Видимо, для Оксаны обсуждение чьих-то сисек важнее испуганного ребёнка дома.
Не выдерживаю и негромким покашливанием обозначиваю своё присутствие. Хотя хочется загреметь не хуже грома. Но я наоборот стараясь говорить тише, чтобы не разбудить и снова не напугать Валерию.
— Где. Ты. Была? — требую ответа.
— Ланочка, я тебе потом перезвоню. Пока, дорогая.
Оксана сворачивает свой просто охрененно суперважный разговор и, распахнув широко глаза, поднимает на меня невинный взгляд.
— Привет, дорогой. Не думала, что ты уже дома, — мурлычет ласковой кошечкой.
Сначала на красивом лице появляется лучезарная улыбка, а чуть позже Оксана вытягивает губы для поцелуя, своим непростительно беспечным поведением заставляя меня заскрежетать зубами.
Я могу всё понять, но всему есть предел! Оставить ребёнка дома одного — это за гранью моего понимания. Должна же быть хоть капля ответственности?!
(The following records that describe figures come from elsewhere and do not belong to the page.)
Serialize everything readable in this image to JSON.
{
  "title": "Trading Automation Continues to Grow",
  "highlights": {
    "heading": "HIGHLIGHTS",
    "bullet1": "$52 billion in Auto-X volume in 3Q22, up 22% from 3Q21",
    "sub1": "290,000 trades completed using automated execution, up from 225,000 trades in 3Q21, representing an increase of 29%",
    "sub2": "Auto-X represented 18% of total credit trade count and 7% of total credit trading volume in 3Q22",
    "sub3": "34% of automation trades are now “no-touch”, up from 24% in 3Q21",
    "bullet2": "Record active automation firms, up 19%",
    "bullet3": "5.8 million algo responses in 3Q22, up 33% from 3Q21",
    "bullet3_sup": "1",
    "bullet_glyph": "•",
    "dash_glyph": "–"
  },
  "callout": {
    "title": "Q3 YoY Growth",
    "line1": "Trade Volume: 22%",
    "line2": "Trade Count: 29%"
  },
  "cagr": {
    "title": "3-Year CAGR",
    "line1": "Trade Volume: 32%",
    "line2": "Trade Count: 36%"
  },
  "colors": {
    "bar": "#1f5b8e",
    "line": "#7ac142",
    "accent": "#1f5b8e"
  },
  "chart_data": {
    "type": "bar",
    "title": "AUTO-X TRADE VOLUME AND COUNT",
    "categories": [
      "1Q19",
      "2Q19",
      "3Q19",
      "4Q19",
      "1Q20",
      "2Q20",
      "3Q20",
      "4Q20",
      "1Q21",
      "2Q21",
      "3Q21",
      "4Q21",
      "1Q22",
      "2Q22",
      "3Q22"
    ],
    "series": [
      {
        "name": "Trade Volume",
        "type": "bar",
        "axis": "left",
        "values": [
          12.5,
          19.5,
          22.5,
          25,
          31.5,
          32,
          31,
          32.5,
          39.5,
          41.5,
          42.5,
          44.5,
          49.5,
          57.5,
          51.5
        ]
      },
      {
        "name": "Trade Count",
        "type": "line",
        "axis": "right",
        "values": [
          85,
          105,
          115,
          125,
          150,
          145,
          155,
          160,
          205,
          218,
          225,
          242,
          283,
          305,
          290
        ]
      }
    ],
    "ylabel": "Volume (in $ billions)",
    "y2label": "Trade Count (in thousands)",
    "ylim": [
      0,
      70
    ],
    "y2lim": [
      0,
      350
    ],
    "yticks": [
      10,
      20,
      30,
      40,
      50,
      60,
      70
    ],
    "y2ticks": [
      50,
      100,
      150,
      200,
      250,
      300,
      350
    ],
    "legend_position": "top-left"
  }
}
— Я задал вопрос! — рычу вместо поцелуя.
Видимо, до Оксаны начинает доходить, что целовать её никто не собирается, и она с демонстративно обиженным, но при этом гордым видом отстраняется.
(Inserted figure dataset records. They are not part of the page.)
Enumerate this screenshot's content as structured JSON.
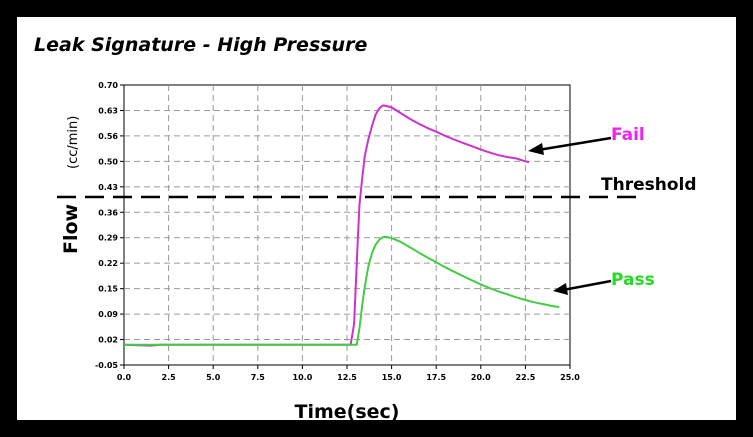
{
  "chart_data": {
    "type": "line",
    "title": "Leak Signature - High Pressure",
    "xlabel": "Time(sec)",
    "ylabel": "Flow",
    "ylabel_unit": "(cc/min)",
    "x_ticks": [
      "0.0",
      "2.5",
      "5.0",
      "7.5",
      "10.0",
      "12.5",
      "15.0",
      "17.5",
      "20.0",
      "22.5",
      "25.0"
    ],
    "y_ticks": [
      "0.70",
      "0.63",
      "0.56",
      "0.50",
      "0.43",
      "0.36",
      "0.29",
      "0.22",
      "0.15",
      "0.09",
      "0.02",
      "-0.05"
    ],
    "xlim": [
      0,
      25
    ],
    "ylim": [
      -0.05,
      0.7
    ],
    "grid": true,
    "threshold": {
      "label": "Threshold",
      "value": 0.4
    },
    "series": [
      {
        "name": "Fail",
        "color": "#cc33cc",
        "label_color": "#ee22ee",
        "x": [
          0,
          1.5,
          2,
          6,
          10,
          12.7,
          12.9,
          13.0,
          13.1,
          13.2,
          13.35,
          13.5,
          13.7,
          13.9,
          14.1,
          14.3,
          14.5,
          14.7,
          15.0,
          15.5,
          16.0,
          16.5,
          17.0,
          17.5,
          18.0,
          18.5,
          19.0,
          19.5,
          20.0,
          20.5,
          21.0,
          21.5,
          22.0,
          22.4,
          22.7
        ],
        "y": [
          0.004,
          0.002,
          0.004,
          0.004,
          0.004,
          0.004,
          0.06,
          0.17,
          0.28,
          0.38,
          0.45,
          0.51,
          0.555,
          0.59,
          0.62,
          0.637,
          0.645,
          0.644,
          0.64,
          0.625,
          0.61,
          0.597,
          0.585,
          0.575,
          0.564,
          0.554,
          0.545,
          0.536,
          0.527,
          0.519,
          0.512,
          0.507,
          0.503,
          0.497,
          0.493
        ]
      },
      {
        "name": "Pass",
        "color": "#44cc44",
        "label_color": "#22dd22",
        "x": [
          0,
          6,
          10,
          12.7,
          13.05,
          13.2,
          13.35,
          13.5,
          13.7,
          13.9,
          14.1,
          14.3,
          14.5,
          14.7,
          15.0,
          15.5,
          16.0,
          16.5,
          17.0,
          17.5,
          18.0,
          18.5,
          19.0,
          19.5,
          20.0,
          20.5,
          21.0,
          21.5,
          22.0,
          22.5,
          23.0,
          23.5,
          24.0,
          24.4
        ],
        "y": [
          0.004,
          0.004,
          0.004,
          0.004,
          0.004,
          0.05,
          0.11,
          0.16,
          0.215,
          0.25,
          0.272,
          0.285,
          0.292,
          0.293,
          0.29,
          0.28,
          0.266,
          0.252,
          0.238,
          0.225,
          0.212,
          0.2,
          0.188,
          0.177,
          0.166,
          0.156,
          0.147,
          0.139,
          0.131,
          0.124,
          0.118,
          0.113,
          0.108,
          0.105
        ]
      }
    ]
  }
}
— Ходила на маникюр. — Небрежно пожимает плечами, растопыривает веером свои пальцы перед моим лицом, демонстрируя мне обновку.
Офигеваю ещё раз. Не мигая буравлю взглядом жену, глядя на неё сквозь пальцы в буквальном смысле.
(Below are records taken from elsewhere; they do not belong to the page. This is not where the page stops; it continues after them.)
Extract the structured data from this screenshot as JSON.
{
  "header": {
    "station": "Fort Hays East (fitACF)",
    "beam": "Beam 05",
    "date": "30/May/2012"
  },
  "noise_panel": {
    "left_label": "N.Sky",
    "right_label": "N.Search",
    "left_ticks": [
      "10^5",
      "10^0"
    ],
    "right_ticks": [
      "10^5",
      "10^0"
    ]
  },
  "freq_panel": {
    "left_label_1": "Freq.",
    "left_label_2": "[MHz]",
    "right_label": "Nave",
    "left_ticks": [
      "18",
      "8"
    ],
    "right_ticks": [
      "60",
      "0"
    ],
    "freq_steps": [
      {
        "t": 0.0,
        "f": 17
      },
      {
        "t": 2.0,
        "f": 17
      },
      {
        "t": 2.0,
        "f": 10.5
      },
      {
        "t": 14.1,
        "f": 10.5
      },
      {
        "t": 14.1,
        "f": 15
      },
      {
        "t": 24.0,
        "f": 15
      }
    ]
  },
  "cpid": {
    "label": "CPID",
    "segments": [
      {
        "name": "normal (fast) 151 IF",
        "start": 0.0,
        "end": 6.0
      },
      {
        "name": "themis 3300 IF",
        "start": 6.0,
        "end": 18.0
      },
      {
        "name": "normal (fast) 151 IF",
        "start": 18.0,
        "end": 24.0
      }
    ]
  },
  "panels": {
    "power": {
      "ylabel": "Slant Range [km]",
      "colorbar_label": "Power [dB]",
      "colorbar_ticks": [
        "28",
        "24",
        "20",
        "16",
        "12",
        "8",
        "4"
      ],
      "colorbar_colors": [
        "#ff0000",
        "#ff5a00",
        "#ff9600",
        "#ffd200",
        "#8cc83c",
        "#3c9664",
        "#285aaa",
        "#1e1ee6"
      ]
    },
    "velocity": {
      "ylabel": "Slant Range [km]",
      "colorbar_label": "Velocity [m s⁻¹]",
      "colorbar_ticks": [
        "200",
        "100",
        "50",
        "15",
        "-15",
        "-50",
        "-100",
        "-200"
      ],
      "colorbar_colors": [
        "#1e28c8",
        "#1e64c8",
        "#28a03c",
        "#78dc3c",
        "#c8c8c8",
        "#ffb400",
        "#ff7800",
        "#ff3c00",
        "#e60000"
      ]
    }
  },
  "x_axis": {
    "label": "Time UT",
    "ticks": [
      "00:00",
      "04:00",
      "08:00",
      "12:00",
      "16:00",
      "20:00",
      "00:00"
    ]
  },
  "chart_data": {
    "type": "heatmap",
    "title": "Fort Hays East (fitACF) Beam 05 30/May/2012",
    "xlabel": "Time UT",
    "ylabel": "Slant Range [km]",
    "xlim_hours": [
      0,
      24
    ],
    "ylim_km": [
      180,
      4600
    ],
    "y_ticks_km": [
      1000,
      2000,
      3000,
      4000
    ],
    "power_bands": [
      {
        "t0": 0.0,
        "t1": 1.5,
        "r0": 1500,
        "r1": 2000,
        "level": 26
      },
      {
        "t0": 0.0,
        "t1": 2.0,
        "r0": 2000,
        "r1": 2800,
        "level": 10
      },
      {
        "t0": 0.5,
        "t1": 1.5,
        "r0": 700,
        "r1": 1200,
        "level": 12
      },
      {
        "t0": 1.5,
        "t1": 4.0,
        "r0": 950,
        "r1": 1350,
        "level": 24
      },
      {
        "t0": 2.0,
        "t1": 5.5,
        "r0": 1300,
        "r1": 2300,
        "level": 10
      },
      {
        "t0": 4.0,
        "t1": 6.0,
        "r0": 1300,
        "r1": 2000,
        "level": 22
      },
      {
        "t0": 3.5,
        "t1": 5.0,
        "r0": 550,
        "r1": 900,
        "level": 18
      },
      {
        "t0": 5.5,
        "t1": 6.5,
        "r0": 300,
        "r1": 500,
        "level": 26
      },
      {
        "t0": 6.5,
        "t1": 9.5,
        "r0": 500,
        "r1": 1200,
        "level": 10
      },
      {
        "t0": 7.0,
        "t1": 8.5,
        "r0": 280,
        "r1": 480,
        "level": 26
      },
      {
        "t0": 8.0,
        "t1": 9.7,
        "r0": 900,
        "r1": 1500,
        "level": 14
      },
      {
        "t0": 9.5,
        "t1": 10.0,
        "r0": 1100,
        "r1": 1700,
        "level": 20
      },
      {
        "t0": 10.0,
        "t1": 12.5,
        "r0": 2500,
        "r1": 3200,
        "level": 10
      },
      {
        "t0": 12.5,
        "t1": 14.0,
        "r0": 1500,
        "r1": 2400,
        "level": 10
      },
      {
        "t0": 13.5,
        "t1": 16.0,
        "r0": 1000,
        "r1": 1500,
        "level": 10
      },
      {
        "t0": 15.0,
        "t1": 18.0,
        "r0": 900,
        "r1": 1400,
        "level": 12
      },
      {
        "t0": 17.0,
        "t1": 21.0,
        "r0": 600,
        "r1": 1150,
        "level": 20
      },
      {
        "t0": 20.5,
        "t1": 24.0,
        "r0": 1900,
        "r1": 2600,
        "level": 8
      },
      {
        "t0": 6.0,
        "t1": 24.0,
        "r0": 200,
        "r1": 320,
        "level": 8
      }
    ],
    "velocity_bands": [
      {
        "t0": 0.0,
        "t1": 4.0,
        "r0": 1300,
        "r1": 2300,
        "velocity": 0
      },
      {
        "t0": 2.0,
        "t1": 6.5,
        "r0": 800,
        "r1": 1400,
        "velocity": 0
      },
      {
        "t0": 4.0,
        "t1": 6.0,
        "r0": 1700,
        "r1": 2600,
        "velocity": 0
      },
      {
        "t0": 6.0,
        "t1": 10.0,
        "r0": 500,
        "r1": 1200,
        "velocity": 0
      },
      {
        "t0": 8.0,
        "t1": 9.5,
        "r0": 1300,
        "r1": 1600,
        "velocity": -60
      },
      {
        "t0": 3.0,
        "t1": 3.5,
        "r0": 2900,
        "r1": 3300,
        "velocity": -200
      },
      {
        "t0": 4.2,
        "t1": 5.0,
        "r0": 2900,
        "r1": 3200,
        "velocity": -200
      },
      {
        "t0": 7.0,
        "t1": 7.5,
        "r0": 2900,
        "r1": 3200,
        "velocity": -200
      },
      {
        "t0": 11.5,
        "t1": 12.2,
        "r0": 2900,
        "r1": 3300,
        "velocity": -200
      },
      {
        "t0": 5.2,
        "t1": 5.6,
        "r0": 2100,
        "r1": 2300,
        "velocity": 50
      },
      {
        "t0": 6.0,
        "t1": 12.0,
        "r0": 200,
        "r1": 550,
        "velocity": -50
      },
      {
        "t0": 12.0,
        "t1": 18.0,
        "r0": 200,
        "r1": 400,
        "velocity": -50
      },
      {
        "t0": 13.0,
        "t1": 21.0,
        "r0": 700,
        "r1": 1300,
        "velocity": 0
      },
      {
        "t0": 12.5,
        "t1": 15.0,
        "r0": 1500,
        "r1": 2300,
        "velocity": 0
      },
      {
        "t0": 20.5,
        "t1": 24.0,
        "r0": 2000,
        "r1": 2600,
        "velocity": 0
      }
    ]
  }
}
Однако Оксана расценивает моё молчание совсем по-другому.
— В этот раз не стала делать красный. — Разворачивает кисть тыльной стороной ладони к себе и любуется. — Решила сделать нюд. Как тебе?
— Как? — Мне начинает не хватать воздуха.
Маникюр — это минимум два часа. Два часа, мать вашу! И всё это время Лера тряслась, забившись в угол?!
— По-моему, неплохо. Да? — разговаривает сама с собой.
Не уверен. Потому что я на грани, чтобы не прибить жену собственными руками. Но даже в этой премерзкой ситуации есть один очень существенный плюс — её похоронят с новым маникюром.
— Ты пошла на маникюр, оставив Леру одну?
В моей голове по-прежнему не укладывается подобное. Однако каким-то чудом у меня хватает выдержки говорить спокойно.
Вот только если сверкнёт молния, то через некоторое время обязательно ударит гром. Боюсь, что сейчас он шандарахнет прямо в нашей прихожей.
— И что? — бросает жена с вызовом. — Она уже большая.
В окончательном охреневании (именно охреневании, а не изумлении, потому что изумлением здесь даже не пахнет!), я смотрю на жену.
— Оксана, ей всего четыре! Четыре! А ты оставила её одну, — повторяю, чтобы до этой женщины хоть немного дошло, что она наделала.
Но, увы. До неё ничего не доходит.
— Она была дома. Что с ней могло случиться?
— Ты серьёзно так считаешь?
Оксана глядит на меня вызывающе.
— Да! Я именно так и считаю. И знаешь, что? Это была исключительно твоя идея взять над ней опекунство. Моё мнение при этом не учитывалось. Я ей не мать, и нянькой быть больше не собираюсь! Хватит! Я не желаю тратить свою жизнь, свою молодость на какую-то безродную брошенку, место которой в детском доме!